Ante el asesinato de un joven de la promoción de un colegio paceño presuntamente a manos de dos de sus compañeros de curso, el Viceministro de Educación emitió una resolución y mandó un memorándum instruyendo a los maestros “reforzar la educación en valores”. Al mismo tiempo, los compañeros de curso de los protagonistas de esta triste historia decidieron hacer un pacto de silencio sobre el tema. Y el director del colegio cerró las puertas e impidió a los muchachos asistir al velorio.

¿Qué valores están expresando estas actitudes? Ante la tragedia de una familia que sufre la pérdida de un hijo, en lugar de solidarizarse, los compañeros de curso y las autoridades del colegio se callan y se encierran… casi como si tuvieran algo que esconder.

Y en realidad sí hay algo que no quieren que se sepa: el grado de acoso escolar que existe en las aulas de nuestros colegios y escuelas. En este caso en particular, la palabra bullying transita de un lado al otro de la tragedia. A tiempo de entregarse a la Policía, uno de los autores confesos del crimen declaró que lo hizo en venganza por las constantes burlas que recibía por parte de la víctima. Otros testimonios recogidos por la prensa relatan que el crimen puede más bien haber sido el punto final en una escalada de acoso que sufría la víctima por parte de sus asesinos. ¿Quién puede saber la verdad si no son los compañeros, profesores y autoridades del colegio en los que ambos pasaban gran parte de cada día? ¿Cómo podemos los padres de familia mandar a nuestros hijos a la escuela si ante este tipo de situaciones los responsables de enseñar y acompañar a los niños cierran la puerta y se callan?

La escuela es un espacio donde los niños reciben, además de la educación elemental, la socialización necesaria para funcionar como miembros de una sociedad determinada.
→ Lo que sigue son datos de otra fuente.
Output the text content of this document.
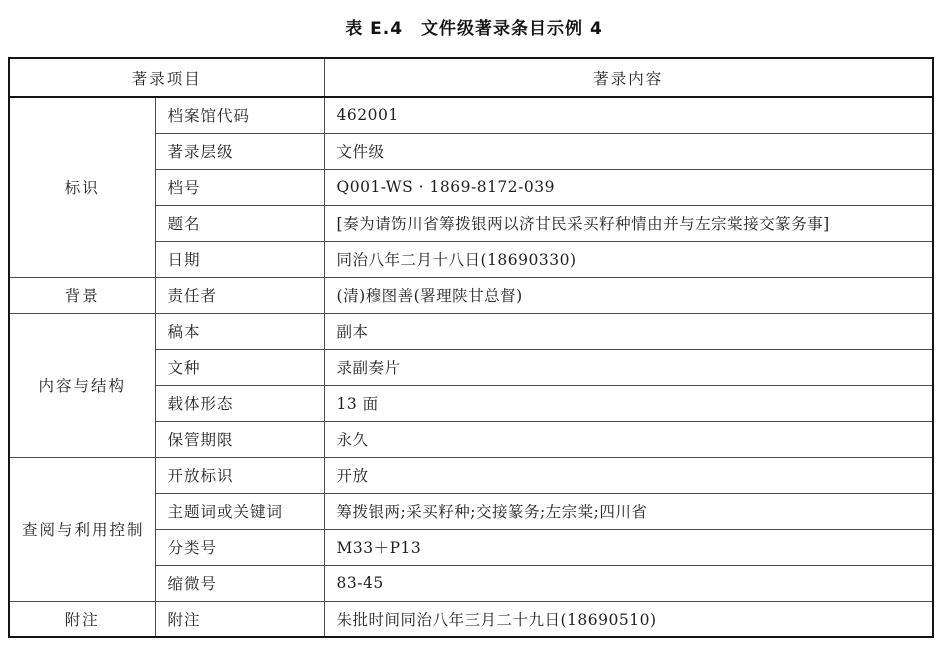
表 E.4　文件级著录条目示例 4
著录项目		著录内容
标识	档案馆代码	462001
	著录层级	文件级
	档号	Q001-WS · 1869-8172-039
	题名	[奏为请饬川省筹拨银两以济甘民采买籽种情由并与左宗棠接交篆务事]
	日期	同治八年二月十八日(18690330)
背景	责任者	(清)穆图善(署理陕甘总督)
内容与结构	稿本	副本
	文种	录副奏片
	载体形态	13 面
	保管期限	永久
查阅与利用控制	开放标识	开放
	主题词或关键词	筹拨银两;采买籽种;交接篆务;左宗棠;四川省
	分类号	M33＋P13
	缩微号	83-45
附注	附注	朱批时间同治八年三月二十九日(18690510)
Al compartir un espacio cotidiano con otras personas, día tras día, los niños y jóvenes aprenden las reglas de convivencia, los comportamientos aceptados y aceptables, las expectativas y limitaciones que se ciernen sobre ellos en razón del grupo social al que pertenecen, y los valores predominantes de la sociedad en la que viven.

Si bien muchos maestros alegan que la educación en valores debe ser enseñada en la familia, la verdad es que el tiempo prolongado que los niños transcurren en las escuelas hacen que ése sea el espacio donde se viven los conflictos emocionales, se enfrentan los dilemas éticos y se reciben las consecuencias positivas o negativas inmediatas de las decisiones que se toman. Es en las aulas y en los patios del colegio donde se ponen en práctica los valores; y es de acuerdo con esa praxis cotidiana que se fijan o no los parámetros éticos que van a guiar el comportamiento futuro.

¿Qué significa entonces la instrucción de reforzar la educación en valores en todas las escuelas y colegios públicos de Bolivia? ¿Existe acaso una materia llamada valores que debe recibir una mayor carga horaria? ¿Existe un taller de convivencia, o una consejería permanente o un psicólogo que atiende a los estudiantes en un horario que pueda ampliarse? ¿Se capacita a los maestros en ontología, ética o valores y la instrucción de “reforzar la educación en valores” los habilita a empezar una cruzada de traspaso de su amplio conocimiento en esta área?

La verdad es que los valores no se enseñan, sino que se practican. Y hacer un pacto de silencio y cerrar las puertas ante la muerte de un compañero nos demuestra la práctica de un valor solamente: el de la autopreservación egoísta.